Unfortunately, “extreme hardship” is not defined in the immigration statute or regulations, and over the years, the government has failed to apply the standard consistently. New guidance, released in October 2016 and effective December 5, 2016, clarifies the steps that must be taken to adjudicate an extreme hardship waiver and provides a list of factors that USCIS may consider when making a determination. The guidance further clarifies that to be considered “extreme,” the hardship must exceed that which is usual or expected and must go beyond what is typically associated with deportation.

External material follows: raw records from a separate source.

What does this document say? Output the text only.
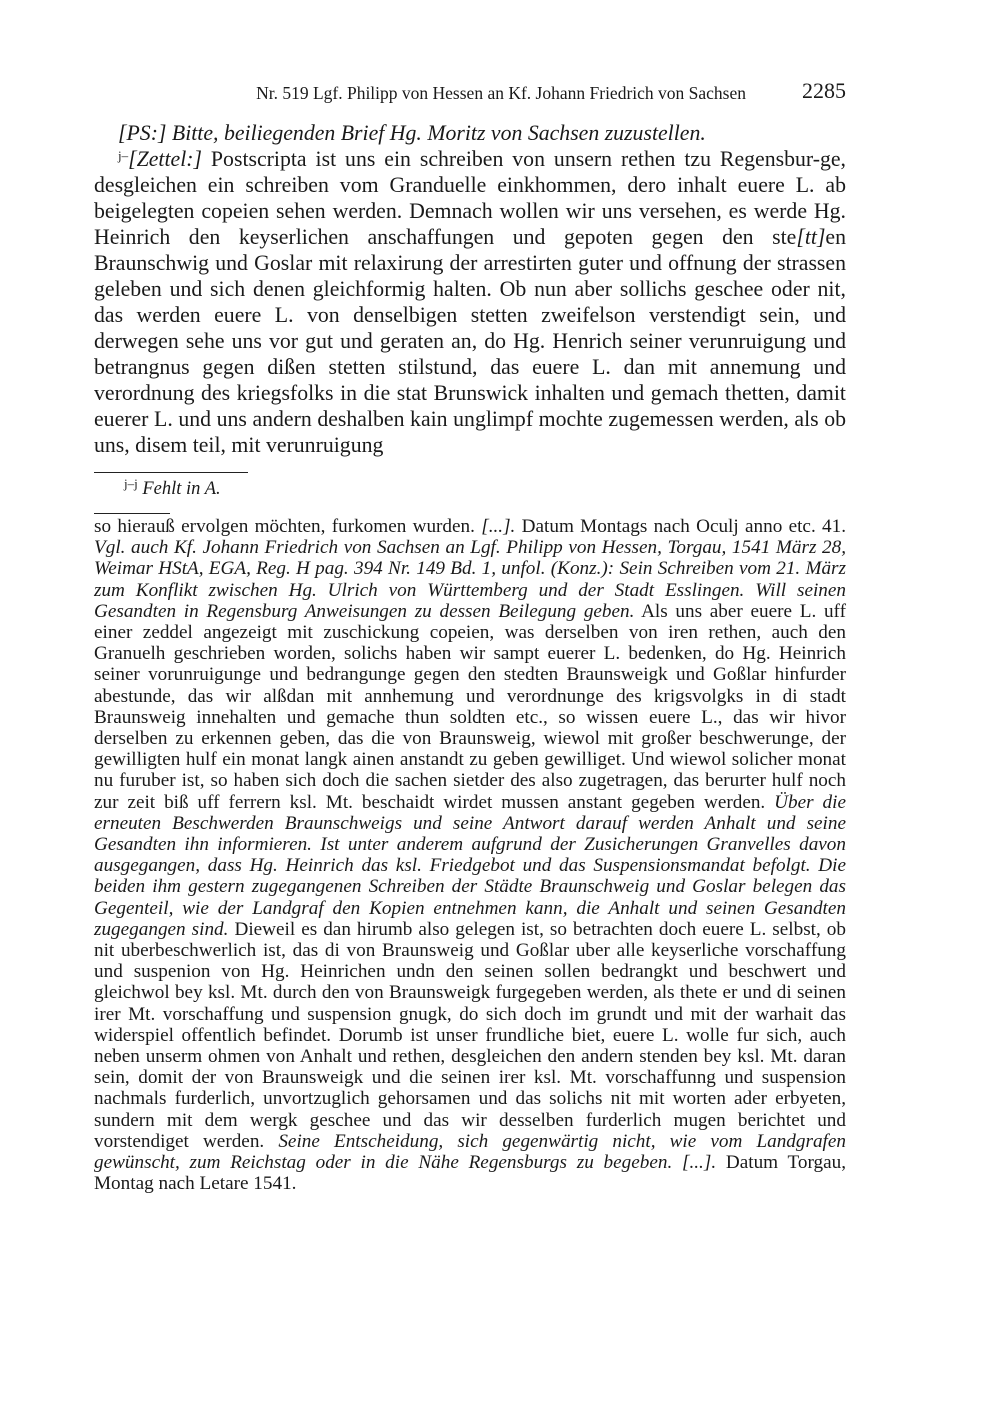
Nr. 519 Lgf. Philipp von Hessen an Kf. Johann Friedrich von Sachsen	2285

[PS:] Bitte, beiliegenden Brief Hg. Moritz von Sachsen zuzustellen.

$^{j-}$[Zettel:] Postscripta ist uns ein schreiben von unsern rethen tzu Regensbur-ge, desgleichen ein schreiben vom Granduelle einkhommen, dero inhalt euere L. ab beigelegten copeien sehen werden. Demnach wollen wir uns versehen, es werde Hg. Heinrich den keyserlichen anschaffungen und gepoten gegen den ste[tt]en Braunschwig und Goslar mit relaxirung der arrestirten guter und offnung der strassen geleben und sich denen gleichformig halten. Ob nun aber sollichs geschee oder nit, das werden euere L. von denselbigen stetten zweifelson verstendigt sein, und derwegen sehe uns vor gut und geraten an, do Hg. Henrich seiner verunruigung und betrangnus gegen dißen stetten stilstund, das euere L. dan mit annemung und verordnung des kriegsfolks in die stat Brunswick inhalten und gemach thetten, damit euerer L. und uns andern deshalben kain unglimpf mochte zugemessen werden, als ob uns, disem teil, mit verunruigung

$^{j-j}$ Fehlt in A.
so hierauß ervolgen möchten, furkomen wurden. [...]. Datum Montags nach Oculj anno etc. 41. Vgl. auch Kf. Johann Friedrich von Sachsen an Lgf. Philipp von Hessen, Torgau, 1541 März 28, Weimar HStA, EGA, Reg. H pag. 394 Nr. 149 Bd. 1, unfol. (Konz.): Sein Schreiben vom 21. März zum Konflikt zwischen Hg. Ulrich von Württemberg und der Stadt Esslingen. Will seinen Gesandten in Regensburg Anweisungen zu dessen Beilegung geben. Als uns aber euere L. uff einer zeddel angezeigt mit zuschickung copeien, was derselben von iren rethen, auch den Granuelh geschrieben worden, solichs haben wir sampt euerer L. bedenken, do Hg. Heinrich seiner vorunruigunge und bedrangunge gegen den stedten Braunsweigk und Goßlar hinfurder abestunde, das wir alßdan mit annhemung und verordnunge des krigsvolgks in di stadt Braunsweig innehalten und gemache thun soldten etc., so wissen euere L., das wir hivor derselben zu erkennen geben, das die von Braunsweig, wiewol mit großer beschwerunge, der gewilligten hulf ein monat langk ainen anstandt zu geben gewilliget. Und wiewol solicher monat nu furuber ist, so haben sich doch die sachen sietder des also zugetragen, das berurter hulf noch zur zeit biß uff ferrern ksl. Mt. beschaidt wirdet mussen anstant gegeben werden. Über die erneuten Beschwerden Braunschweigs und seine Antwort darauf werden Anhalt und seine Gesandten ihn informieren. Ist unter anderem aufgrund der Zusicherungen Granvelles davon ausgegangen, dass Hg. Heinrich das ksl. Friedgebot und das Suspensionsmandat befolgt. Die beiden ihm gestern zugegangenen Schreiben der Städte Braunschweig und Goslar belegen das Gegenteil, wie der Landgraf den Kopien entnehmen kann, die Anhalt und seinen Gesandten zugegangen sind. Dieweil es dan hirumb also gelegen ist, so betrachten doch euere L. selbst, ob nit uberbeschwerlich ist, das di von Braunsweig und Goßlar uber alle keyserliche vorschaffung und suspenion von Hg. Heinrichen undn den seinen sollen bedrangkt und beschwert und gleichwol bey ksl. Mt. durch den von Braunsweigk furgegeben werden, als thete er und di seinen irer Mt. vorschaffung und suspension gnugk, do sich doch im grundt und mit der warhait das widerspiel offentlich befindet. Dorumb ist unser frundliche biet, euere L. wolle fur sich, auch neben unserm ohmen von Anhalt und rethen, desgleichen den andern stenden bey ksl. Mt. daran sein, domit der von Braunsweigk und die seinen irer ksl. Mt. vorschaffunng und suspension nachmals furderlich, unvortzuglich gehorsamen und das solichs nit mit worten ader erbyeten, sundern mit dem wergk geschee und das wir desselben furderlich mugen berichtet und vorstendiget werden. Seine Entscheidung, sich gegenwärtig nicht, wie vom Landgrafen gewünscht, zum Reichstag oder in die Nähe Regensburgs zu begeben. [...]. Datum Torgau, Montag nach Letare 1541.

USCIS and the waiver applicant must consider two different scenarios:
- Extreme hardship may occur if the family member remains in the United States while the applicant remains outside of the country. For example, if the applicant is the primary caretaker of an ill family member, separation may result in extreme hardship.
- Extreme hardship may occur if the family member leaves the United States to reside with the applicant elsewhere. For example, if both were to reside in the home country, the family member may be subject to ostracism, discrimination, or persecution, or may not have access to necessary medical treatment.
The guidance includes a lengthy list of social, cultural, economic, health, and other conditions that may be considered relevant, and USCIS is directed to examine the totality of the evidence to make a hardship determination.
While new regulations in the last several years have ameliorated some of the complications created by the three- and ten-year bars, problems remain. There is still a great deal of uncertainty for these family members who are subject to the bars and do not know whether they will meet the “extreme hardship” standard, receive a waiver, and be allowed to re-enter the United States.
Only a legislative repeal of the three- and ten-year bars would eliminate the Catch-22 inherent in obtaining a green card for many close family members of U.S. citizens and LPRs. While repealing this provision would not change the need for comprehensive immigration reform, it would promote family unity and government efficiency, and allow more people who are already eligible to obtain a green card the chance to do so without undermining existing laws.